NCT number NCT00562471
Other study ID # ADH-02-1
Secondary ID ADH-02-1.1ADH-02
Status Completed
Phase Phase 1/Phase 2
First received November 20, 2007
Last updated November 21, 2007
Start date July 2003
Est. completion date January 2005

Study information

Verified date November 2007
Source Angiotech Pharmaceuticals
Contact n/a
Is FDA regulated No
Health authority Germany: Federal Institute for Drugs and Medical DevicesNetherlands: The Central Committee on Research Involving Human Subjects (CCMO)Canada: Health Canada
Study type Interventional

Clinical Trial Summary

The purpose of this study was to determine whether the adhesion prevention gel was safe to use, and was effective for the prevention/reduction of adhesion formation that typically occurs following gynecological surgery to remove myomas


Description:

Postoperative adhesions are a common medical complication of gynecologic and pelvic surgeries, and are frequently associated with chronic or recurrent pelvic pain, intestinal obstruction and infertility. This randomized, controlled, multicenter, clinical study was designed to evaluate the safety and performance of Adhibit™ Adhesion Prevention Gel versus the standard of care for the reduction of postoperative adhesions in subjects undergoing myomectomy via laparotomy or laparoscopy. Subjects were scheduled to return within 6-8 weeks after the initial surgical procedure. At that time, a second-look laparoscopy was performed for postoperative adhesion assessment. Adhesions were graded using a modified American Fertility Society (mAFS) scoring method.


Recruitment information / eligibility

Status Completed
Enrollment 76
Est. completion date January 2005
Est. primary completion date
Accepts healthy volunteers No
Gender Female
Age group 18 Years and older
Eligibility Inclusion Criteria:

Preoperatively, subjects must have had:

- Been scheduled for myomectomy via laparotomy or laparoscopy.

- Agreed to a second-look laparoscopic procedure to assess and lyse any adhesions formed at 6 to 8 weeks following myomectomy.

- Been >=18 years of age.

- Provided voluntary written informed consent.

- Been willing to comply with all aspects of the treatment and evaluation schedule.

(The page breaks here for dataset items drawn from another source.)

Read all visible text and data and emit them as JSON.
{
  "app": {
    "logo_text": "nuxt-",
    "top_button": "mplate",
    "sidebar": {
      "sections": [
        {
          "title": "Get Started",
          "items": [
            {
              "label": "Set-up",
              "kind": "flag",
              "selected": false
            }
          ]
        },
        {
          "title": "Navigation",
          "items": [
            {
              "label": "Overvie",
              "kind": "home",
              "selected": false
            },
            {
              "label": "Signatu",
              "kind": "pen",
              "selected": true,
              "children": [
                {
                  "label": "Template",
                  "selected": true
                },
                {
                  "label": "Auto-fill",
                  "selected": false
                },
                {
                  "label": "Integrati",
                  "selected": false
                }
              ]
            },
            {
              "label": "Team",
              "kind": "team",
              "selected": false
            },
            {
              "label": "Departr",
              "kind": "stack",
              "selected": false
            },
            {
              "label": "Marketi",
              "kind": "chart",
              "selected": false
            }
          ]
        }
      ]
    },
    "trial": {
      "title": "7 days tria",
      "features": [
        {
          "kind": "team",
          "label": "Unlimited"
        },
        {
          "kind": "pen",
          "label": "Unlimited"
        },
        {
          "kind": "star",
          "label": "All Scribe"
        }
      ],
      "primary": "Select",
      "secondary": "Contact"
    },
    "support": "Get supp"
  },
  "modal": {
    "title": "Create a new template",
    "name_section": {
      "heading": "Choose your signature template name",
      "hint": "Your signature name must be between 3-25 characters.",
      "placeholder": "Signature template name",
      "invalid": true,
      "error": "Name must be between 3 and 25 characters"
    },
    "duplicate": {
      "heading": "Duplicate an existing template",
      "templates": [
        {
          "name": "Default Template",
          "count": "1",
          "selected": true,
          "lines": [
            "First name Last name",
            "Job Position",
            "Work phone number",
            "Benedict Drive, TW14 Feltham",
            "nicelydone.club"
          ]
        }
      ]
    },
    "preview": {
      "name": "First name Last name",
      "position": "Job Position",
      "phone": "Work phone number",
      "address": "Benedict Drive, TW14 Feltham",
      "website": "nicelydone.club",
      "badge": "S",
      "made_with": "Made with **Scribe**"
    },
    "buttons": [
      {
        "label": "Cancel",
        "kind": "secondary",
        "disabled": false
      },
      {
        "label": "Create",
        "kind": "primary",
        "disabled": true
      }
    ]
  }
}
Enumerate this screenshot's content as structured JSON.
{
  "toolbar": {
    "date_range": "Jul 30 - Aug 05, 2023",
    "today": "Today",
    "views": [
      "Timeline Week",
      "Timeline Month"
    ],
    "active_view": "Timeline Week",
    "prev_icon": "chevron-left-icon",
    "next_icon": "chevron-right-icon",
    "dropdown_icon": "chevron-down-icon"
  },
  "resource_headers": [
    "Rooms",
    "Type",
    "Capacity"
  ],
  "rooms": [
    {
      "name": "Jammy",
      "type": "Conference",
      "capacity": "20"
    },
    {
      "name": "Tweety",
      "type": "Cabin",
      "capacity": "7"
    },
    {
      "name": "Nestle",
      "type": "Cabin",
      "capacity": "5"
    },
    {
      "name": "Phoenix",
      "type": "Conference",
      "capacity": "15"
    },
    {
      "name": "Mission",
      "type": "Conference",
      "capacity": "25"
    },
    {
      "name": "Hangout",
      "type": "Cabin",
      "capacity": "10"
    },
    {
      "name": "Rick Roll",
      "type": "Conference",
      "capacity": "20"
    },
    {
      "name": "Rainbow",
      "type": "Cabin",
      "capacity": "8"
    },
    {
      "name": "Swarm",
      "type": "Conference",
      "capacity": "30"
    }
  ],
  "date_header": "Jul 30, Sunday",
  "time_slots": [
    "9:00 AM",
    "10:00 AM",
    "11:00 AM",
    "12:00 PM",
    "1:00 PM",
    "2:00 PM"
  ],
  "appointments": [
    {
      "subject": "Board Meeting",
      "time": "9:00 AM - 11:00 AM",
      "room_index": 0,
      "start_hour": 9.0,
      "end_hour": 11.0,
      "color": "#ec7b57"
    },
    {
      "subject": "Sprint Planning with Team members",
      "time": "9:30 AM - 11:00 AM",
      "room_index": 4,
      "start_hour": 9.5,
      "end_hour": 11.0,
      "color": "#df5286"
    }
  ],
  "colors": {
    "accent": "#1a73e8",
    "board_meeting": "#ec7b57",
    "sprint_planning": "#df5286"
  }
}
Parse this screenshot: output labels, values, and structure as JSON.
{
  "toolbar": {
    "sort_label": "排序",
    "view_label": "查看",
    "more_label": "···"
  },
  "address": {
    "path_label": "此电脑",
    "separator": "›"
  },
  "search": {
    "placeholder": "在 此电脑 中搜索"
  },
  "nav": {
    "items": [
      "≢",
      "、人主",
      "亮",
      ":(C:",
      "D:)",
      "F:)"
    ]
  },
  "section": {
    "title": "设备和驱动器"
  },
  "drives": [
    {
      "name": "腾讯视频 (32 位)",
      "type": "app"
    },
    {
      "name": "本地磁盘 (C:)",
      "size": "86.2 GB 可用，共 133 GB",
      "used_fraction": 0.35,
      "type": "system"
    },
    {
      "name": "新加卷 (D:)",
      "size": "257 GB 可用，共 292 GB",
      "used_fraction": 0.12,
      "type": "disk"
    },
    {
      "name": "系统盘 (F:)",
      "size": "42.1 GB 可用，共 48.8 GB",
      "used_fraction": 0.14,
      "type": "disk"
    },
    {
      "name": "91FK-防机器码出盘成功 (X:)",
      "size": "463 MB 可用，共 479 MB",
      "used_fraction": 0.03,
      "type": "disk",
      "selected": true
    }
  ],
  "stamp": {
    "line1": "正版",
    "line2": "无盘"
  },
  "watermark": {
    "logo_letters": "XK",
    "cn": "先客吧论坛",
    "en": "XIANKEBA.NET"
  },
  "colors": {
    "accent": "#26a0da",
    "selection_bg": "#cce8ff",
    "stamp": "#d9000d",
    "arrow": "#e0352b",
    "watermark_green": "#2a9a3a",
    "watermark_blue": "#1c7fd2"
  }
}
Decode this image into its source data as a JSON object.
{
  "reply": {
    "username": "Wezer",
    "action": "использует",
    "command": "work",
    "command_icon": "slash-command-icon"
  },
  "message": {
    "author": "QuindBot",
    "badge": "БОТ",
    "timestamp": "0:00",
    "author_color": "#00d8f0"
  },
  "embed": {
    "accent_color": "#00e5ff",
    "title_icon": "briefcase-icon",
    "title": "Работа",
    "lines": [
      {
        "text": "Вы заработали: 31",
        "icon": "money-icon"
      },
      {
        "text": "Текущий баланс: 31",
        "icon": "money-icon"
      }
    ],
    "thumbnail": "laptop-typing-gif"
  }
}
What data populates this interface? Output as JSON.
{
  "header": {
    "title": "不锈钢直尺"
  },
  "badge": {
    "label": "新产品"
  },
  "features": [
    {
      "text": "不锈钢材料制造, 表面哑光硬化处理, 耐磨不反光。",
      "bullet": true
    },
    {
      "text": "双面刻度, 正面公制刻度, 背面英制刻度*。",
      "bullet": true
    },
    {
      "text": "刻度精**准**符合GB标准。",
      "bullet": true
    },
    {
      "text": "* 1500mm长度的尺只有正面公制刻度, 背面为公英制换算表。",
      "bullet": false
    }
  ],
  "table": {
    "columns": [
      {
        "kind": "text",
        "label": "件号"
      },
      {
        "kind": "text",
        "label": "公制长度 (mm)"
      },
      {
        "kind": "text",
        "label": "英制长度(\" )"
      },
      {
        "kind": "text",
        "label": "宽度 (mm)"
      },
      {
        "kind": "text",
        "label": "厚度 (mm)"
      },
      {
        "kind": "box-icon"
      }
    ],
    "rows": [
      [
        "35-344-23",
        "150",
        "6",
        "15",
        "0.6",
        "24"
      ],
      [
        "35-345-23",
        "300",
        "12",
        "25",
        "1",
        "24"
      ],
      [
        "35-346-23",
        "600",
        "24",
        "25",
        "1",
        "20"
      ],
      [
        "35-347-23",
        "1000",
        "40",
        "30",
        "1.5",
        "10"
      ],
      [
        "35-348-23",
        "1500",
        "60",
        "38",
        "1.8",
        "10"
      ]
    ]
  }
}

Intra-operatively, subjects must have had:

- Had at least one 2 cm incision length on posterior uterine surface, which may include the fundal surface.

Exclusion Criteria:

Preoperatively, subjects must not have had:

- Been pregnant.

- Had a pelvic malignancy.

- Had acute pelvic inflammatory disease.

- Had an immune compromised condition.

- Been a participant in another clinical research study which the investigator believed could interfere with the purpose of this study.

- Been given corticosteroids intra-operatively or during the course of the postoperative study follow up.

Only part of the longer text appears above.